OTHER HORMONAL THERAPIES FOR BREAST CANCER

Megestrol Acetate
Megestrol acetate (Megace) is another drug used for hormone treatment of advanced breast cancer, usually for women whose cancer does not respond to the other hormone treatments. It is given as pills. The major side effect is weight gain, and it is sometimes used to reverse weight loss in patients with advanced cancer.

Androgens
Androgens (male hormones) may be considered after other hormone treatments for advanced breast cancer have been tried. Androgens cause masculine characteristics to occur, for example, more body hair and a deeper voice. They are sometimes effective, but are not used as often as they were in the past.

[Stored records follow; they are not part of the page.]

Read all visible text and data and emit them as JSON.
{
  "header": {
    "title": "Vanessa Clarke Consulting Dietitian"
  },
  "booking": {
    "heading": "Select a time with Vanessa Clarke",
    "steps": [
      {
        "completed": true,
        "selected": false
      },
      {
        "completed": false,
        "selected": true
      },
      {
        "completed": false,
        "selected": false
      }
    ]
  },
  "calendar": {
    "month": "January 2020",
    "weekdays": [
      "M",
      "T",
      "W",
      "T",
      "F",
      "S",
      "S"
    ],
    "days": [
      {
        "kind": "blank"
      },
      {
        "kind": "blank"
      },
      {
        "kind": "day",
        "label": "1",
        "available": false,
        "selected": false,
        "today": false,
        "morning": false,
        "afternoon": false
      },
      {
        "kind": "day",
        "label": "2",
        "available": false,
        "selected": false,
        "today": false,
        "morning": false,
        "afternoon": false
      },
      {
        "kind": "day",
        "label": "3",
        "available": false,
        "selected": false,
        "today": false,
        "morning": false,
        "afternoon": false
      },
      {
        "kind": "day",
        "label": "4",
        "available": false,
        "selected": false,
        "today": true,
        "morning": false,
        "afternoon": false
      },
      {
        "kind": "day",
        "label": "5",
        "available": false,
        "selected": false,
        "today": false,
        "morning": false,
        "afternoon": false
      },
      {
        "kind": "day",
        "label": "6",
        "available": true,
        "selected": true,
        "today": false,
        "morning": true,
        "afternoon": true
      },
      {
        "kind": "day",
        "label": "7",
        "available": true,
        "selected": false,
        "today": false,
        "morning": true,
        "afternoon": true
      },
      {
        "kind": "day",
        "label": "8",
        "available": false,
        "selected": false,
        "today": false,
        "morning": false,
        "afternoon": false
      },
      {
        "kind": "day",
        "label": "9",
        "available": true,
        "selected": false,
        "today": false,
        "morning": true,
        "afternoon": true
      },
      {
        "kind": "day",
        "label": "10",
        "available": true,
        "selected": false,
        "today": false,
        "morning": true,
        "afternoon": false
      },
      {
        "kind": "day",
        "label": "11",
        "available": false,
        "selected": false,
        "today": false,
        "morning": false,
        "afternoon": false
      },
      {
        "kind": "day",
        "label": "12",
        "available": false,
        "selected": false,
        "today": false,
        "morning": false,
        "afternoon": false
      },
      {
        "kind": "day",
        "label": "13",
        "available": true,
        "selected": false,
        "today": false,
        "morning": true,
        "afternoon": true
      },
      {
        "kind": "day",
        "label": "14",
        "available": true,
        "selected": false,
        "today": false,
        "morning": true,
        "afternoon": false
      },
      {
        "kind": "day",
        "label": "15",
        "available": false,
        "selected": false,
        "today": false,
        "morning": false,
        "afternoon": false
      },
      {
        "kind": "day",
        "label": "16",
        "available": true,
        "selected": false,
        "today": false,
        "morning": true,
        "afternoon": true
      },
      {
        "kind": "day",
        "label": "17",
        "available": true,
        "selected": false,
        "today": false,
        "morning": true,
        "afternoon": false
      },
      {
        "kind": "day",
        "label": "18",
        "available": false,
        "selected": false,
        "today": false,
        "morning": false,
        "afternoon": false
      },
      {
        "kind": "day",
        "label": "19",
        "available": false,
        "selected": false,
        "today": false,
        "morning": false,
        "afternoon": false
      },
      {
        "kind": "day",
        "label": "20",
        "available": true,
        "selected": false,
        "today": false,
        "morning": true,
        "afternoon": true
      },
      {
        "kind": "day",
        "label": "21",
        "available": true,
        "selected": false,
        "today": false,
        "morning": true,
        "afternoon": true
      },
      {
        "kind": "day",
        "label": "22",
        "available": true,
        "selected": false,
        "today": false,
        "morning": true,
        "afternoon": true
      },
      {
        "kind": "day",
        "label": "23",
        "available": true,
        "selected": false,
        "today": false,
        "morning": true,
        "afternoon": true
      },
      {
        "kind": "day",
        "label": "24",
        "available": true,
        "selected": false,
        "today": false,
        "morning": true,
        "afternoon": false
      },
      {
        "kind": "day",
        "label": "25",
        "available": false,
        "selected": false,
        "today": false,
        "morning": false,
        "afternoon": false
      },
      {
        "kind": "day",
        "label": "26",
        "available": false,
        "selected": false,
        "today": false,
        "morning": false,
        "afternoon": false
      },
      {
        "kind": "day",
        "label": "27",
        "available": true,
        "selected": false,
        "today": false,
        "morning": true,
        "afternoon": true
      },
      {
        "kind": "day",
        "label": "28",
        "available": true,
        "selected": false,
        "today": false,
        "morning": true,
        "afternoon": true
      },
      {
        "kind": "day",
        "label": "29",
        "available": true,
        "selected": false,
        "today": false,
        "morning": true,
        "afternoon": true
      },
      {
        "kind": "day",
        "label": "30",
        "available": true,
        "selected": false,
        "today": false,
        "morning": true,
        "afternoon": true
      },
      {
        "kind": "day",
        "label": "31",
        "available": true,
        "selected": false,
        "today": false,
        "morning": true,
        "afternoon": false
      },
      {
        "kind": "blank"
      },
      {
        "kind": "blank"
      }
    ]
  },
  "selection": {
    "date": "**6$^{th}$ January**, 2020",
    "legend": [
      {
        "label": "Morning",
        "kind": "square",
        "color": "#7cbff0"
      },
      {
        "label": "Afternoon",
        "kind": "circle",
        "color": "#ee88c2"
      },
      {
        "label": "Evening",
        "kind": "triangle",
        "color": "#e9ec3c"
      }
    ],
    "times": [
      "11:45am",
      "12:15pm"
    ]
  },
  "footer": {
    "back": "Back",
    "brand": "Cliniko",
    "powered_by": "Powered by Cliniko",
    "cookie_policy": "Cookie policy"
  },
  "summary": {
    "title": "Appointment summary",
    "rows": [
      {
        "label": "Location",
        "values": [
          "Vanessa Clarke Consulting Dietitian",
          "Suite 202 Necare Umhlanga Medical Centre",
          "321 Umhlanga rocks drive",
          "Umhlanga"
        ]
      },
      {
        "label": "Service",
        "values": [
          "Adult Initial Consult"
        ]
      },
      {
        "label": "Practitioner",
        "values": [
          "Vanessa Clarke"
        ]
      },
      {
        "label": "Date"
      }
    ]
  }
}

WHICH HORMONAL TREATMENT IS BEST FOR YOU?

There is no single answer to this question, because there is no single hormonal treatment that is best for all women with ER-positive breast cancer. The choice of hormonal treatment will depend on whether you are pre- or postmenopausal, whether you have any other health problems, and whether you have taken other hormonal treatments before. Much still remains to be learned about these medications and the best ways to combine them, and recommendations may change over the next few years as results of studies in progress are reported.

For about three decades, tamoxifen was the first choice for adjuvant hormonal treatment and for women with residual or recurrent or ER-positive breast cancer. Recent studies have found that aromatase inhibitors are at least as good and seem to be a little better than tamoxifen as the first treatment in both of these situations.

Recent studies have also found that for postmenopausal women who have already started adjuvant hormonal treatment with tamoxifen, the usual 5-year course of that drug may not be the best choice. Newer options include completing 5 years of tamoxifen and then taking an aromatase inhibitor for a few more years (how long this additional treatment should be used is still uncertain). Another option is to take tamoxifen for a few years and then switch to an aromatase inhibitor, with the combined length of treatment remaining at 5 years. It appears that taking tamoxifen and an aromatase inhibitor at the same time is no better than one drug at a time.

For breast cancer that returns after treatment with tamoxifen, an aromatase inhibitor or fulvestrant is often effective in shrinking the new tumors. If the first treatment was an aromatase inhibitor, tamoxifen can be recommended if the cancer returns.

Tamoxifen remains the first choice for hormonal treatment of premenopausal women. The combination of an LHRH analog with an aromatase inhibitor is currently being studied in clinical trials (the LHRH analog prevents the ovaries from producing estrogen, and the aromatase inhibitor prevents other tissues from producing even small amounts of estrogen). However, this combination is still not recommended for routine use until results of these clinical trials are known.